When the painting was sent to Marcel Gandit, a 70-year-old silk-printing company that has been in charge of Hermès since 2004, Nadine Rabilloud, a platemaking drafter who worked at the company for 33 years It took two days to study it to figure out how to deal with it. Eventually, she identified 80 colors, then reduced them to 60, and later reduced it to 45. This is the highest number of colors suitable for Hermès silk printing and dyeing processes. This painting uses 15 colors on the face alone.
Rabbi used a fountain pen and ink to repaint the portrait’s face by hand on a plastic sheet 90 cm long and 90 cm wide, while two other colleagues were responsible for the background and edges. The three men spent a total of 2,000 hours reorganizing the painting into a scarf pattern.
After the design plates are completed, each plate will be printed on a piece of polyester fiber cloth stretched out in a 90 cm long and 90 cm wide steel frame. In the past, silk was tightly framed in wooden frames, but later evolved into nylon and metal frames similar to the fabric of the U.S. parachute during World War II. These screens will be placed on an automatic printing and dyeing machine and go through a process along the longest 150-meter-long printing and dyeing station covered with silk. Layers of color are printed and dyed on silk from dark to light. Each coloring process takes 15 to 20 minutes. The more ink is used, the longer it takes. Therefore, the printing and dyeing process of ‘Cosmogonie Apache’, which undergoes 45 coloring programs, takes about 15 hours. The silk printing and dyeing machine operates 24 hours a day, five days a week.

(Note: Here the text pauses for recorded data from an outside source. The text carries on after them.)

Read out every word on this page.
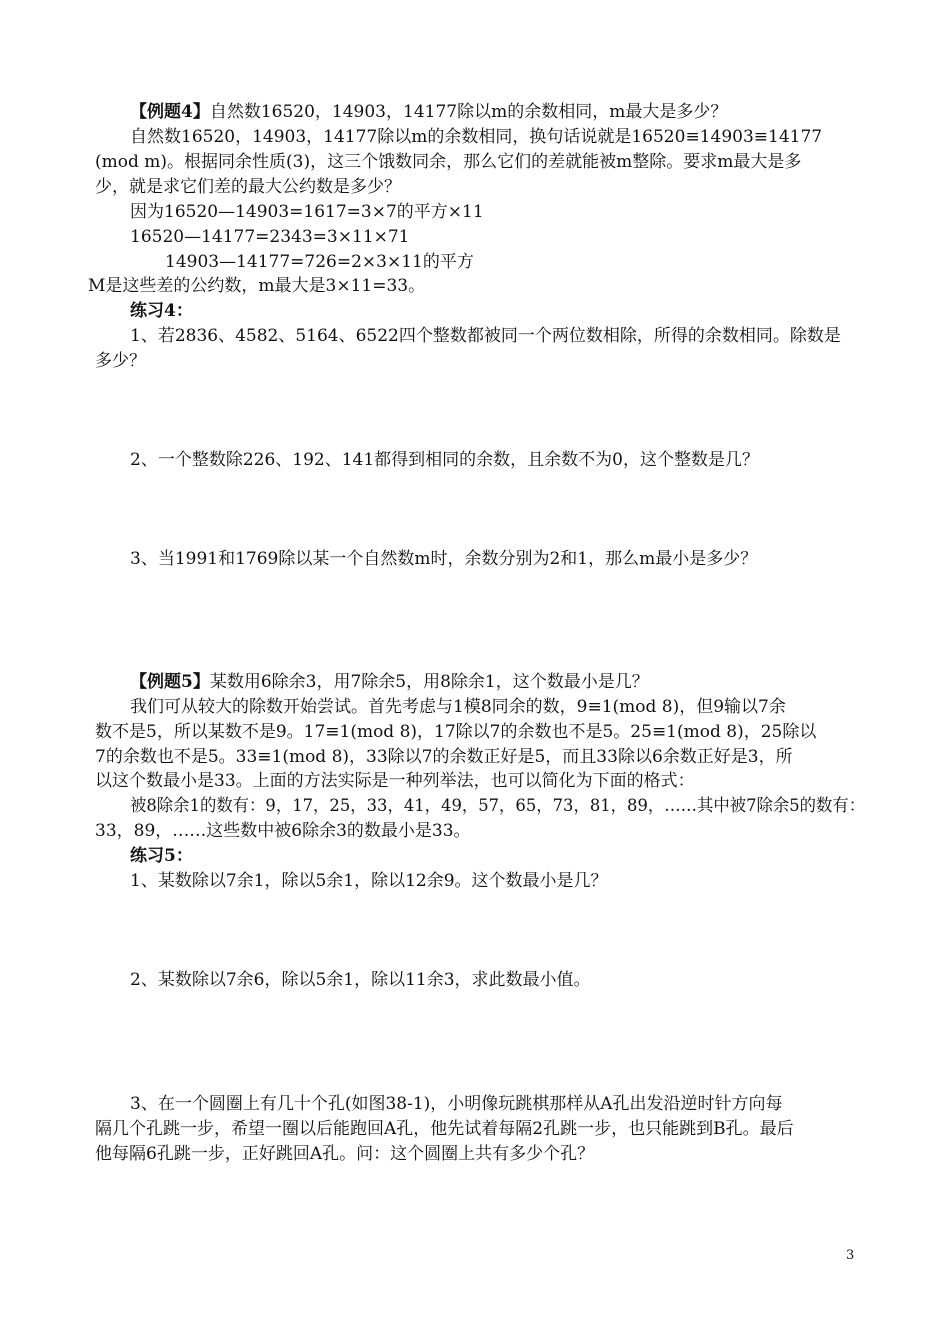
【例题4】自然数16520，14903，14177除以m的余数相同，m最大是多少？
自然数16520，14903，14177除以m的余数相同，换句话说就是16520≡14903≡14177
(mod m)。根据同余性质(3)，这三个饿数同余，那么它们的差就能被m整除。要求m最大是多
少，就是求它们差的最大公约数是多少？
因为16520—14903=1617=3×7的平方×11
16520—14177=2343=3×11×71
14903—14177=726=2×3×11的平方
M是这些差的公约数，m最大是3×11=33。
练习4：
1、若2836、4582、5164、6522四个整数都被同一个两位数相除，所得的余数相同。除数是
多少？
2、一个整数除226、192、141都得到相同的余数，且余数不为0，这个整数是几？
3、当1991和1769除以某一个自然数m时，余数分别为2和1，那么m最小是多少？
【例题5】某数用6除余3，用7除余5，用8除余1，这个数最小是几？
我们可从较大的除数开始尝试。首先考虑与1模8同余的数，9≡1(mod 8)，但9输以7余
数不是5，所以某数不是9。17≡1(mod 8)，17除以7的余数也不是5。25≡1(mod 8)，25除以
7的余数也不是5。33≡1(mod 8)，33除以7的余数正好是5，而且33除以6余数正好是3，所
以这个数最小是33。上面的方法实际是一种列举法，也可以简化为下面的格式：
被8除余1的数有：9，17，25，33，41，49，57，65，73，81，89，……其中被7除余5的数有：
33，89，……这些数中被6除余3的数最小是33。
练习5：
1、某数除以7余1，除以5余1，除以12余9。这个数最小是几？
2、某数除以7余6，除以5余1，除以11余3，求此数最小值。
3、在一个圆圈上有几十个孔(如图38-1)，小明像玩跳棋那样从A孔出发沿逆时针方向每
隔几个孔跳一步，希望一圈以后能跑回A孔，他先试着每隔2孔跳一步，也只能跳到B孔。最后
他每隔6孔跳一步，正好跳回A孔。问：这个圆圈上共有多少个孔？
3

When the ink is dry, the craftsman will steam the silk scarf to fix the color. Next, the scarves will be washed several times until the fabrics become soft, and then dried, and the fixative will increase their gloss and color protection. The scarves that have completed these processes will be sent to the workshop for crimping and hand stitching. Hermes designs 20 new silk scarves a year, of which 10 are autumn and winter, and the other 10 are spring and summer, each with eight to 10 color variations. Hermes squares now retail for $ 385. After being delivered to the specialty store, the scarves are stored in small glass boxes. The clerk will unfold the scarves on the countertops in a striking way for each discerning customer to taste and try them on. This tradition is also part of the ‘Hermes culture’.